As much as I hated doing it, I convinced her that trying and (maybe) failing was better than never knowing. I think they may still be together. Maybe even engaged.

We saw Hitchcock in theaters together a couple years ago. Got dinner. She held my hand and told me she just wanted me to be happy. I almost cried. I will always love her.

I fell in love when I was 19. She worked at a burger joint in the same mall I worked in. “Jered with an e” is how she remembered me and daily lunches turned into the occasional party on the sly and late night texts. I moved from the comic shop to a bank job for a while. She came in, kissed me over the counter and texted me, “We should have sex soon.”

Well, alright.

After a failed, fumbling fool-around in the parking lot of a lake-centric park during which no less than the police politely asked me to get the fuck out, she wound up at my house. We fucked and later we made love. We slept deep and we slept late and then I bitched out later and became super distant. I loved her then as I love her now, but I was worried about what my friends would think about me dating a younger girl. So I…didn’t.

We kept in touch occasionally over the years. A month or so after my grandmother passed away, we had sushi and caught up. She spent the night at my place a week or so after and everything fell into place. For a few months, we had passion, we had love, we had laughter.

It was perfect, until it wasn’t. She grew distant. She got into an emotionally abusive relationship with a kid I went to school with who I hate unfathomably. Then my grandfather got sick. Love and romance aside, I needed someone to be there for me as a friend and she promised me she would be. She abandoned me completely.

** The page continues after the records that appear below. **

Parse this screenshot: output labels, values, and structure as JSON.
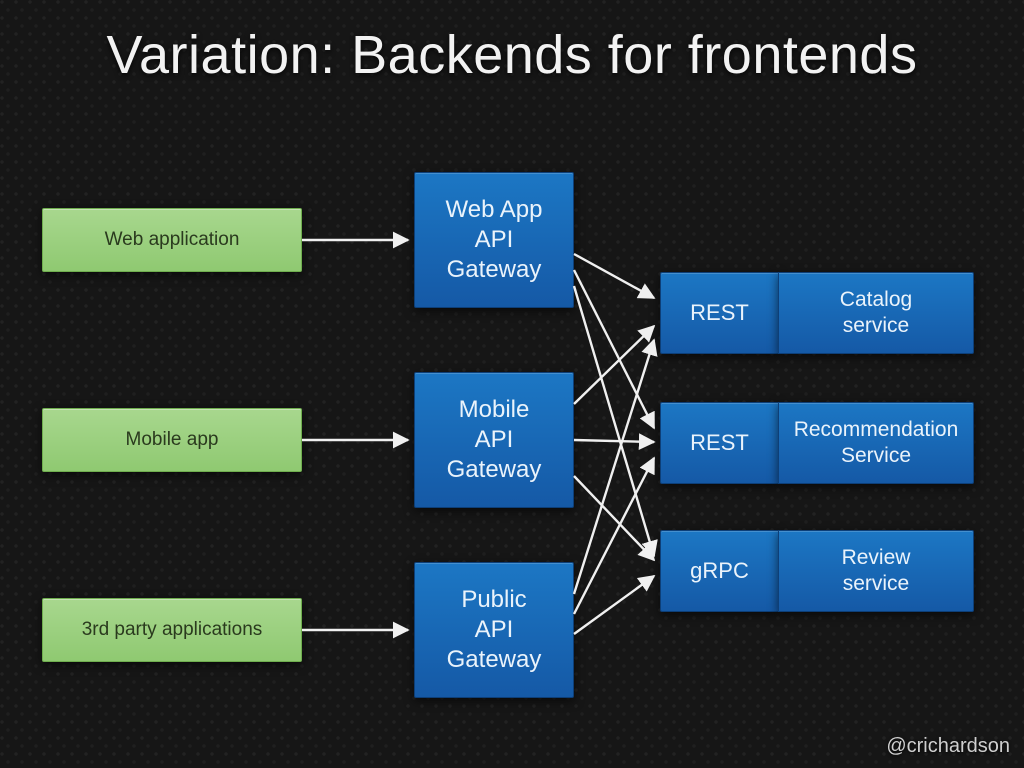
{
  "title": "Variation: Backends for frontends",
  "clients": {
    "web": "Web application",
    "mobile": "Mobile app",
    "public": "3rd party applications"
  },
  "gateways": {
    "web": "Web App\nAPI\nGateway",
    "mobile": "Mobile\nAPI\nGateway",
    "public": "Public\nAPI\nGateway"
  },
  "services": {
    "catalog": {
      "protocol": "REST",
      "name": "Catalog\nservice"
    },
    "recommendation": {
      "protocol": "REST",
      "name": "Recommendation\nService"
    },
    "review": {
      "protocol": "gRPC",
      "name": "Review\nservice"
    }
  },
  "attribution": "@crichardson"
}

It took me a long time to forgive her. We’ve spoken a few times since and briefly tried to be friends before I decided maybe it would be healthier just to remove her from my life completely. She’s dating someone now who makes her feel happier and complete in ways I never could. They do pottery and shit.

I will always love her.

I fell in love when I was 21. I had just moved to Los Angeles from Anchorage and I was broke and stressed. I got a job working at an electronic retailer, one of the big ones, and I was stationed in the front lanes (the checkout aisle). I met her there, a pretty girl with an infectious laugh. She looked exotic to me and we got along well. She invited me to Thanksgiving dinner with her family because she knew I was all alone in L.A.

I went and we had a grand time. She was Puerto Rican-Jewish and her mom, who spoke little English, called me Geraldo and invited me to temple with them. I went. I felt much more welcomed there than any other religious experience.

She and I dated a while. We were good for each other except when we were terrible for each other. She cheated on me early. I never trusted her fully afterwards. I was short-tempered and paranoid, worried about money and I drank too much. The sex was good, the long evenings where we held each other almost better. But man, we sniped at each other all the time. She kept things professional at work. In my youthful naivete, I took it as her not caring.

I decided to move to Alaska again for the summer to get my shit together. Lose weight, save money. We talked for a while. Things were good again. Three months in, she told me that she had decided we wouldn’t be getting back together. It was for the best. We weren’t meant to be. We were a toxic relationship.

It broke my heart. I will always love her.

I am no stranger to love. I’m not very good at it, though. I love love, but I’m scared of it. I’m scared of getting burned by it or worse, fucking it up myself. But I also miss that feeling and that companionship. I miss those memories, and the fingers interlocking and the hair that gets stuck in my mouth when I’m trying to kiss the back of her neck and the steady rise and fall as she’s sleeping and the way her feet are way too fucking cold, get them away.

It’s been a while since I’ve been in love and the last one didn’t end so well for me. But I miss it. And I love it. I love even the memories.